Stay connected, register on our mailing list or contact us.
Philippe Langlois will present a workshop at Hack.LU 2010 conference in Luxembourg on SS7 Security called “SS7 and Telecom Core Network Weaknesses, Attacks and Defenses” on Wednesday 27.10.2010.
In this workshop, we propose to make people practice SS7 message creation, injection and network topology understanding. We will see what kind of vulnerabilities affect SS7 and Telecom signaling networks, how networks are structured and what can be an attack plan on the network. Amongst other things, we will address the case of current attacks performed by a) malicious people with fraud and extortion goals, b) crackers who want to take control of some equipments, c) nation states who want to take control of telecom critical infrastructure for strategic advantages or d) intelligence services who may be interested in silently taking advantage of not well known SS7 structure in order to gain valuable intelligence or perform tactical operations.
This workshop mixes limited theory and practice, using open source tools as well as closed source systems.
Attendees to this workshop must ideally come with their own laptop (Windows or Linux), a good understanding of Networking and TCP/IP. All telecom-specific terms will be explained during the workshop. Max 15 people.

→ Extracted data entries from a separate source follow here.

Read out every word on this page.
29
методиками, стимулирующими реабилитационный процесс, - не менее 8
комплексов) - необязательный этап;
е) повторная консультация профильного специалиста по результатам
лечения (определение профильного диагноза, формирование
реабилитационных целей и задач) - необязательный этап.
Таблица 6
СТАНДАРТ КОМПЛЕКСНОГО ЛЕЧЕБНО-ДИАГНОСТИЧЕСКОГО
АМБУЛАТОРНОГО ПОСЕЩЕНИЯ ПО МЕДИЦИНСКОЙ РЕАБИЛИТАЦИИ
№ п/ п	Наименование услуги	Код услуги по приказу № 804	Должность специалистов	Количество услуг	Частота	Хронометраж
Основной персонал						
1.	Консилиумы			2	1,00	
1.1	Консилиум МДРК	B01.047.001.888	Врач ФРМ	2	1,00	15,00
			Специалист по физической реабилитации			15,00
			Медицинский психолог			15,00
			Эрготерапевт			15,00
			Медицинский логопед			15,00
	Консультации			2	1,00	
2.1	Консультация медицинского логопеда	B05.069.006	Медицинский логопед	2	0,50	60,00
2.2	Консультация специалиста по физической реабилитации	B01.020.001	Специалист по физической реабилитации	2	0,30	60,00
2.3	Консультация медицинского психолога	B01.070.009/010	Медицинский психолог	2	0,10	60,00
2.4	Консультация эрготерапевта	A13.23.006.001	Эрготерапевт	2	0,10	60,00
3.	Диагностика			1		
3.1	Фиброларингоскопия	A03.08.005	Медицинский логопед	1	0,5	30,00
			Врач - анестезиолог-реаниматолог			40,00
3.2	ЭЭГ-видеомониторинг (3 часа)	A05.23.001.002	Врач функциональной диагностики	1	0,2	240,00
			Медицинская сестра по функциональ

Philippe Langlois will be talking at HES2010 about “Getting in the SS7 kingdom: hard technology and disturbingly easy hacks to get entry points in the walled garden” from 5pm to 6pm at MdO conference center in Paris. This talk will cover entry point discovery to real-world telecom signaling network and following exploitation using SS7 and SIGTRAN attacks to inject signaling into the Core Network of an operator. The talk will explain how critical and difficult it is to obtain a good perimeter monitoring on the SS7 and Signaling external side as well as on the internal signaling Core Network, be it Packet or Switched-oriented.